The problem is that demand for children creates pressure for supply"

And even though all the experts agree that Spanish law considerably reduces the possibility of illegal adoption, this is not the case in many other countries.

The Hague Convention establishes when a child is eligible for adoption and when not, but official data reflect the huge number of cases where these rules have not been followed. A report entitled The Grey Zones of International Adoption, published by the International Social Service in 2010, says that adoption procedures based on the Hague Convention in the 10 main countries of origin in the world apply in less than 10 percent of cases. The rest are not covered by any legal guarantees. "This is very alarming: the problem is that the demand for children has generated pressure for supply," says Palacios. "And there continue to be countries, such as the United States, where adoption is independent of any public entity able to control or oversee the process."

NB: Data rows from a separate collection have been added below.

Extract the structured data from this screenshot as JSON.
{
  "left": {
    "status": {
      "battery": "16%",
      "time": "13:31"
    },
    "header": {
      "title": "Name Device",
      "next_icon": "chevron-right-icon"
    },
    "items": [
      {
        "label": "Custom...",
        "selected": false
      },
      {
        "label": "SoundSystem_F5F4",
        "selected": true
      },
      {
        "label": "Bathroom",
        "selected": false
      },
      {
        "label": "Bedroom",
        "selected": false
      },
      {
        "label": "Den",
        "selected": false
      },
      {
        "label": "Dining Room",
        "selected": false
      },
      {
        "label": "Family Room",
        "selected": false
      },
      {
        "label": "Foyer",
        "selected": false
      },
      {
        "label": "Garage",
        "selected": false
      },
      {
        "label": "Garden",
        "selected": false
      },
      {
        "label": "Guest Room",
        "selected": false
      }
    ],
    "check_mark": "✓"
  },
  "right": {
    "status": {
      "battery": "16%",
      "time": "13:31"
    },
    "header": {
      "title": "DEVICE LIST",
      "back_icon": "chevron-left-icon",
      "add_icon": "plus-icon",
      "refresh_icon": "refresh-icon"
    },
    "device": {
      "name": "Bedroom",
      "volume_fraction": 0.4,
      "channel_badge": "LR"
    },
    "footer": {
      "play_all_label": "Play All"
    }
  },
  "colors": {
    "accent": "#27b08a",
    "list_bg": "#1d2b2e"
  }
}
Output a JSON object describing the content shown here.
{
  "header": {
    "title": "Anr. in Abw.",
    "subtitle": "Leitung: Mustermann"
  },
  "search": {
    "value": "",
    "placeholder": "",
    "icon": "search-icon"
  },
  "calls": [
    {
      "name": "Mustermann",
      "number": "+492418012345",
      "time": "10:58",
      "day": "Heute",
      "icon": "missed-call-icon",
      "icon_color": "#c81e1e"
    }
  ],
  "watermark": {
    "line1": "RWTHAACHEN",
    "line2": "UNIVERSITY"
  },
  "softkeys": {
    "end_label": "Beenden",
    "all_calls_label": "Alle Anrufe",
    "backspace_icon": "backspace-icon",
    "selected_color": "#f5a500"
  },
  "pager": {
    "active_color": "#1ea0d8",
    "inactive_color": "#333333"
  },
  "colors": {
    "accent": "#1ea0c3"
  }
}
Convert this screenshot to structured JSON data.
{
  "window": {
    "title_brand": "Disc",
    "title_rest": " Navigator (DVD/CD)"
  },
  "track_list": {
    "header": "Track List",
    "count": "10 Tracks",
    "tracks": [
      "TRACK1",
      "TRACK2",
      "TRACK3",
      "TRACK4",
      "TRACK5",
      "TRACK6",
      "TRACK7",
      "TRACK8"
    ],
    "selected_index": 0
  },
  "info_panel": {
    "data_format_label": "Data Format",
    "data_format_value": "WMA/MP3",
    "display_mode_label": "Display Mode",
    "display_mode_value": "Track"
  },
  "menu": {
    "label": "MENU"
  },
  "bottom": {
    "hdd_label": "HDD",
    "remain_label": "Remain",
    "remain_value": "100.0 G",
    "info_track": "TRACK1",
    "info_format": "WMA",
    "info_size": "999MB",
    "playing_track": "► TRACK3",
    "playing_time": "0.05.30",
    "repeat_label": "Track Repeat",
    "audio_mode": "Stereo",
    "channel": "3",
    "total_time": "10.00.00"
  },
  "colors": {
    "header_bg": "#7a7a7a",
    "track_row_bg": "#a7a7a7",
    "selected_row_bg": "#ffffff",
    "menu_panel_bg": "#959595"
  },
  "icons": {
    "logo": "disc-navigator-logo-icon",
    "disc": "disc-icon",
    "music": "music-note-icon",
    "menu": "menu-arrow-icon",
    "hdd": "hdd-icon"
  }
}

"People who want to adopt need to know that Spain not only has legislation to regulate adoptions, but that it has signed up to the Hague Convention," says José Ignacio Esquivias, a lawyer and expert in international adoption. "If people wanting to adopt go abroad, they face the risk that the paperwork will not be accepted by the Spanish authorities, as well as the likelihood that the minor being adopted will not be given full legal guarantees," he adds.

But the Spanish authorities have shown that they are sometimes prepared to provide legal guarantees, even if the adoption procedure does not meet national criteria. "This is about not breaking the relationship with the child, or avoiding that the child ends up in the care of the authorities. But families undertaking such adoptions face tremendous obstacles, because at the end of the day, the child is not theirs legally, nor does he or she have their surname," says Esquivias.